The convention that couldn't unite

Democrats gathered this weekend at the Moscone Center in San Francisco for their state party convention. Nancy Pelosi took to the stage. Swalwell waved to the crowd before speaking. Katie Porter made her pitch. The party faithful showed up.

But behind the podium energy, the math remained unchanged. It is still unclear which of the eight Democratic gubernatorial candidates will receive the party's official nomination, and the jockeying shows no signs of resolving itself before the June primary.

This is the structural trap California Democrats built for themselves. The top-two primary system was supposed to produce moderate, broadly appealing candidates. Instead, it's exposing a party that cannot consolidate behind anyone because everyone believes they deserve the job. Ambition without discipline is just a circular firing squad.

Villaraigosa waves it off

Former Los Angeles Mayor Antonio Villaraigosa dismissed the entire scenario. He told the New York Post that "everybody has a right to run" and called the notion that two Republicans could win the primary "poppycock."

Bianco had a simple response:

"Obviously, polling contradicts that statement. Two Republicans have been ahead in the polls for the last six months."

"Poppycock" is an interesting word choice from a man whose party has controlled the governor's office since Arnold Schwarzenegger left in 2011. It radiates the kind of confidence that only comes from never having to seriously compete.
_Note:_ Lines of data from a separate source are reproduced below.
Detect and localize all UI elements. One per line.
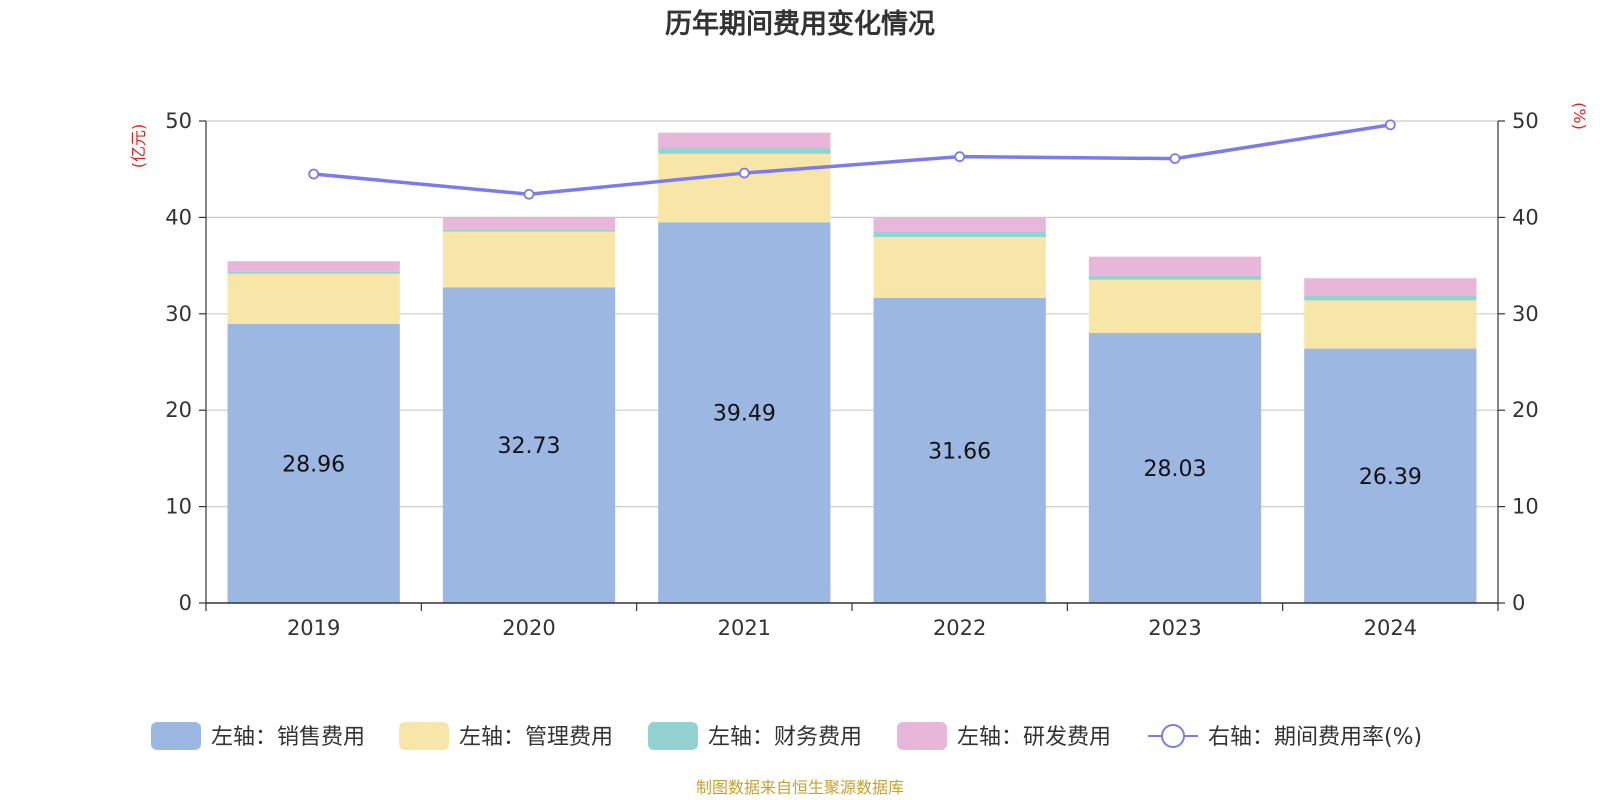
right-tick-label: 30: [1512, 302, 1539, 326]
data-label: 39.49: [713, 402, 776, 427]
axes: 0 10 20 30 40 50 0 10 20 30 40 50 2019 2020 2021 2022 20…: [165, 109, 1538, 640]
bar-segment: [1088, 332, 1262, 603]
bar-segment: [658, 153, 831, 223]
right-tick-label: 50: [1512, 109, 1539, 133]
bar-segment: [1088, 275, 1262, 280]
legend-swatch: [151, 722, 201, 750]
bar-segment: [658, 222, 831, 603]
left-tick-label: 10: [165, 495, 192, 519]
bar-segment: [1088, 256, 1262, 276]
legend-label: 左轴：管理费用: [459, 725, 613, 750]
legend-label: 左轴：销售费用: [211, 725, 365, 750]
bar-segment: [873, 231, 1046, 238]
bar-segment: [1088, 279, 1262, 333]
legend-label: 左轴：研发费用: [957, 725, 1111, 750]
left-tick-label: 20: [165, 398, 192, 422]
x-tick-label: 2022: [933, 616, 986, 640]
bar-series: [227, 132, 1477, 603]
left-tick-label: 50: [165, 109, 192, 133]
data-label: 32.73: [498, 434, 561, 459]
right-tick-label: 40: [1512, 205, 1539, 229]
rate-line: [313, 123, 1391, 197]
left-tick-label: 40: [165, 205, 192, 229]
right-tick-label: 0: [1512, 591, 1525, 615]
left-tick-label: 0: [179, 591, 192, 615]
data-label: 26.39: [1359, 465, 1422, 490]
legend-swatch: [648, 722, 698, 750]
rate-point: [523, 188, 535, 200]
bar-segment: [1304, 278, 1477, 296]
rate-point: [1169, 153, 1181, 164]
x-tick-label: 2021: [718, 616, 771, 640]
legend-swatch: [399, 722, 449, 750]
left-axis-unit: (亿元): [129, 124, 148, 169]
bar-segment: [442, 229, 616, 232]
right-tick-label: 10: [1512, 495, 1539, 519]
bar-segment: [442, 217, 616, 230]
data-label: 28.96: [282, 452, 345, 477]
left-tick-label: 30: [165, 302, 192, 326]
bar-segment: [442, 231, 616, 288]
right-axis-unit: (%): [1570, 102, 1589, 130]
data-label: 31.66: [928, 439, 991, 464]
rate-line-series: [308, 119, 1396, 200]
bar-segment: [227, 323, 400, 603]
legend-marker-swatch: [1161, 724, 1185, 748]
bar-segment: [1304, 348, 1477, 603]
legend-swatch: [897, 722, 947, 750]
x-tick-label: 2023: [1148, 616, 1201, 640]
data-label: 28.03: [1144, 457, 1207, 482]
grid-lines: [206, 120, 1498, 508]
rate-point: [954, 151, 966, 163]
bar-segment: [227, 271, 400, 274]
data-labels: 28.96 32.73 39.49 31.66 28.03 26.39: [282, 402, 1422, 490]
bar-segment: [658, 132, 831, 149]
data-source-note: 制图数据来自恒生聚源数据库: [696, 778, 904, 797]
bar-segment: [1304, 300, 1477, 349]
bar-segment: [227, 273, 400, 324]
x-tick-label: 2024: [1364, 616, 1417, 640]
legend-label: 左轴：财务费用: [708, 725, 862, 750]
rate-point: [738, 167, 750, 179]
legend: 左轴：销售费用 左轴：管理费用 左轴：财务费用 左轴：研发费用 右轴：期间费用率(%): [151, 722, 1422, 750]
bar-segment: [873, 297, 1046, 603]
rate-point: [1384, 119, 1396, 131]
bar-segment: [658, 148, 831, 154]
x-tick-label: 2019: [287, 616, 340, 640]
bar-segment: [1304, 295, 1477, 301]
bar-segment: [227, 261, 400, 272]
bar-segment: [873, 217, 1046, 232]
right-tick-label: 20: [1512, 398, 1539, 422]
x-tick-label: 2020: [502, 616, 555, 640]
rate-point: [308, 168, 320, 180]
bar-segment: [873, 237, 1046, 298]
legend-label: 右轴：期间费用率(%): [1208, 725, 1422, 750]
chart-title: 历年期间费用变化情况: [665, 8, 935, 40]
bar-segment: [442, 287, 616, 603]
California Democrats have treated the state like a private fiefdom for so long that the mere suggestion of a competitive race feels like an impossibility to them.

That complacency is exactly why the numbers look the way they do.

What voters are actually saying

The polling tells a story that no amount of convention stagecraft can rewrite. In a state with an overwhelming Democrat registration advantage, two Republicans have led the field for half a year. That doesn't happen because of a quirky primary system. It happens because voters are looking for something different.

Bianco framed it in terms that strip away the political jargon:

"California is looking for change. They are looking for honesty, integrity, transparency, and leadership."

The June primary will test whether Democrats can solve their coordination problem or whether their bench is simply too deep with ambition and too shallow on results. If two Republicans do advance to the November ballot, it would mark the first real shot at a GOP governor in California since Schwarzenegger's departure, a political earthquake in the bluest of blue states.

Democrats aren't panicking because of a scheduling conflict or a quirk in election law. They're panicking because California voters are looking at fifteen years of one-party rule and asking what, exactly, they got for it. Nobody at the Moscone Center had a good answer.